Support troops prepare for sneak attacks
Stars and Stripes June 30, 2003
TAEGU, South Korea — Army Spc. Shawn McKoy remembers the sobering news that an Army logistics unit moving in convoy was ambushed in Iraq in March.
The unit, the 507th Maintenance Company, was ambushed March 23 near Nasiriyah, with unit members killed or captured.
The news had special bearing on troops like McKoy, with the 595th Maintenance Company.
“Everybody always thinks, ‘Oh, this can’t happen to me ’cause I’m combat support,’ but that made us realize, ‘Hey, it can happen,’” McKoy said of the deadly Iraq attack.
The 595th — at K-16 Air Base in Seoul — is part of the 498th Corps Support Battalion, whose companies are similar to the one ambushed in Iraq, the 507th Maintenance Company. Both are combat service support, or CSS, units — mechanics, clerks, drivers, cooks, communications troops and others in a host of logistics jobs.
So McKoy and his fellow troops said they were taking things seriously last week when their battalion practiced what to do if they’re ever ambushed in convoy.
Though the exercise was planned before the Iraq war, events there lent it special urgency, said Capt. Peter Boyer, the battalion’s operations officer.
“We planned it well in advance of what happened in Iraq with the 507th,” Boyer said. “What happened with the 507th just kind of reinforced why we need to do this kind of training.”
Boyer said the exercise ran from June 21 to June 25 in mostly wet weather at two training grounds north of the Imjin River: the Dragon Head training area about 10 miles northwest of Camp Garry Owen and the North Carolina Range.
Under the exercise scenario, a group of four Army cargo trucks moves down a dirt road when explosives go off, signaling the start of an enemy ambush that knocks out the lead truck.
The soldiers disembark, draw into battle formation, then mount a counterattack, assaulting the enemy in teams that “bound” forward one at a time, the stationary team laying down covering fire for the team that’s dashing forward.
The exercise also afforded them practice in map reading from a moving vehicle, using radios to call in situation reports, and requests for medical and other help. Sergeants took charge of their troops under mock combat conditions and organized and led the counterattack.
“You gotta stress individual movement techniques,” Boyer said. “Low crawl, high crawl, three- to five-second buddy rushes, being able to dismount the vehicle and they need to get under cover quick, they also need to respond or engage enemy targets as soon as possible.”
Staff Sgt. Edwin Burgos, a generator mechanic in the company, acted as platoon sergeant for the exercise.

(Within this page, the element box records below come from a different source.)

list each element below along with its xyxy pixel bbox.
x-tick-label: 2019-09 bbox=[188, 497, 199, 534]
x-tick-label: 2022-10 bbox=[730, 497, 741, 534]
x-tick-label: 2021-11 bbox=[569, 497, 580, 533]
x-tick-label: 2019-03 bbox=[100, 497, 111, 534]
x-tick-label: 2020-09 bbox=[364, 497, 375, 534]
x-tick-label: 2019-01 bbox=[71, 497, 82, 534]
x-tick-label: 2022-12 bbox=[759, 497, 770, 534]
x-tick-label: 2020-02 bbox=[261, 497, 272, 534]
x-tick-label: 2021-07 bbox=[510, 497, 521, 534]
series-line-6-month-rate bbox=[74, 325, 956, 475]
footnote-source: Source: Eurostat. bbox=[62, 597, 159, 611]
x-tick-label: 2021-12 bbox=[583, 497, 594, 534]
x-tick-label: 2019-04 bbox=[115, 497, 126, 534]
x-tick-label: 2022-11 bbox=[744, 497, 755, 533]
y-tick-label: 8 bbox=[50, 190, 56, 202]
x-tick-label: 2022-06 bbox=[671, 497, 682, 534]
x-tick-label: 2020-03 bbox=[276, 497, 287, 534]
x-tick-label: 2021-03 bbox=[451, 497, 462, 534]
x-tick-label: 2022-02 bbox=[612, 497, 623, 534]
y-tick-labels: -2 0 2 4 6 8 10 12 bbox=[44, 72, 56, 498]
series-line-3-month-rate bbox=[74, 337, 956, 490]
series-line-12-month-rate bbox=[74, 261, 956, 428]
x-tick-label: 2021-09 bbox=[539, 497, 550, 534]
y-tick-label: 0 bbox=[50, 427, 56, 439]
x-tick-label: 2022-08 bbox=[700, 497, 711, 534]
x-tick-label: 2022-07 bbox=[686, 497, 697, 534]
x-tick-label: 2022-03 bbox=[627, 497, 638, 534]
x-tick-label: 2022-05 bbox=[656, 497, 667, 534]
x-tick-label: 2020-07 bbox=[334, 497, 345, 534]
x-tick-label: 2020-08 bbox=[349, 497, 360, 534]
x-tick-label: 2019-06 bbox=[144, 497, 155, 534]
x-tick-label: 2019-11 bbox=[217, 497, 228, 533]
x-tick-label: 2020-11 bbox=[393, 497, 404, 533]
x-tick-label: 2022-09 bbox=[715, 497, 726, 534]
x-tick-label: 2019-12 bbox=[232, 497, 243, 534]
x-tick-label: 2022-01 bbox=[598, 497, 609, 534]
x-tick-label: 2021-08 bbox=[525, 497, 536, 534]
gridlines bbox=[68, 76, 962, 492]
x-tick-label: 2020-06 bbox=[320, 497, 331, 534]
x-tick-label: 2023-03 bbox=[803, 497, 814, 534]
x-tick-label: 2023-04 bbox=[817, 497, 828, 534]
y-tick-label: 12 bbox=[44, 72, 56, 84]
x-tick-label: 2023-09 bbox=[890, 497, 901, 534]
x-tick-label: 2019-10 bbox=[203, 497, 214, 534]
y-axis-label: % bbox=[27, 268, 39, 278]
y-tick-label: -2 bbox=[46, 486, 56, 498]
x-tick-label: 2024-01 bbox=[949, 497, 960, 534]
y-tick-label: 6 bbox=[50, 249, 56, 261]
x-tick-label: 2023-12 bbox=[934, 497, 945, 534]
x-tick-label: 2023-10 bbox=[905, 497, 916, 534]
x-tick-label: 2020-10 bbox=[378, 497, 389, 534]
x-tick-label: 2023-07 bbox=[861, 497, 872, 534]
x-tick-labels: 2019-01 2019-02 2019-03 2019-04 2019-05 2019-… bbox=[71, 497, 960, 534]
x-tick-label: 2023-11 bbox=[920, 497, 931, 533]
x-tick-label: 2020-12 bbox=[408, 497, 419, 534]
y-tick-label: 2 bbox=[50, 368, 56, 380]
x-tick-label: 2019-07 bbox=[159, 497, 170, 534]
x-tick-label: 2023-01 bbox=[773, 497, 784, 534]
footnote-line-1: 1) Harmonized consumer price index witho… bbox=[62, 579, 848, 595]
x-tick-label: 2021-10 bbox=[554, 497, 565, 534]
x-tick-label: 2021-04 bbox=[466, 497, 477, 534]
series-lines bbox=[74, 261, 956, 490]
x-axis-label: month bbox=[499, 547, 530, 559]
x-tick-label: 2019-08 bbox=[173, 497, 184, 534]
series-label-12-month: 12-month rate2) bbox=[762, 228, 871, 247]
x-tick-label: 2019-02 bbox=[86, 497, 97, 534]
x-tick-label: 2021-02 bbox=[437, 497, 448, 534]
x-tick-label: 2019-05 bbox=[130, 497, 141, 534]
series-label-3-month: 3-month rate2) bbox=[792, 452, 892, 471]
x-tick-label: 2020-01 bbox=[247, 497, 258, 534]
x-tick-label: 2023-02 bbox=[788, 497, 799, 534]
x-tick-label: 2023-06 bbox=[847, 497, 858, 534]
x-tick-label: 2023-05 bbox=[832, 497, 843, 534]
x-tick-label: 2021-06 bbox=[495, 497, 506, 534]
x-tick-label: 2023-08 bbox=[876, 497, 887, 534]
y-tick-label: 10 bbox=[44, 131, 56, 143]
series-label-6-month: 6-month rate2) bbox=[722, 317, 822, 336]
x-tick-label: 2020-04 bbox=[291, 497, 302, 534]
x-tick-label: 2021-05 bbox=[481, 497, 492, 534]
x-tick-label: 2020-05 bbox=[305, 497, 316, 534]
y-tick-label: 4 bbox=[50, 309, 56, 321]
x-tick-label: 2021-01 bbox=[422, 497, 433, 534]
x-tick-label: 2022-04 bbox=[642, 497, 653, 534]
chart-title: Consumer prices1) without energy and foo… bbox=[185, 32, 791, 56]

“They knew that once they heard the simulators going off, that they were to dismount and set up a perimeter and that their team leaders along with myself would be assigning sectors of fire,” Burgos said of his troops. “For myself, it was more of a practical experience of knowing where to position everybody and ensuring that we had proper communication.”
Pfc. Ryan Eno is a generator mechanic who learned what to do in a road ambush.
“First thing is, get out of the vehicle and get down on the ground … get yourself set up and look for … the enemy and keep your sectors of fire away from your comrades so you don’t threaten their lives,” Eno said.
“You need to say things loudly so everyone can hear you,” he said. “That’s especially important when you start bounding … They need to know where to keep their fire shifted to and away from, and of course making sure to follow what orders are being brought down from the squad leader and the team leader.”
“As a CSS unit we’re quite vulnerable, just like 507th Maintenance Company was … and like the 507th, we’re out there, we’re moving troops, we’re a key target just because we’re carrying the assets that the infantry and the armor need,” Boyer said. “That’s who we support. We’re less defended and that makes us a good target and our guys, they need to be prepared to fight and defend themselves, especially in convoys.”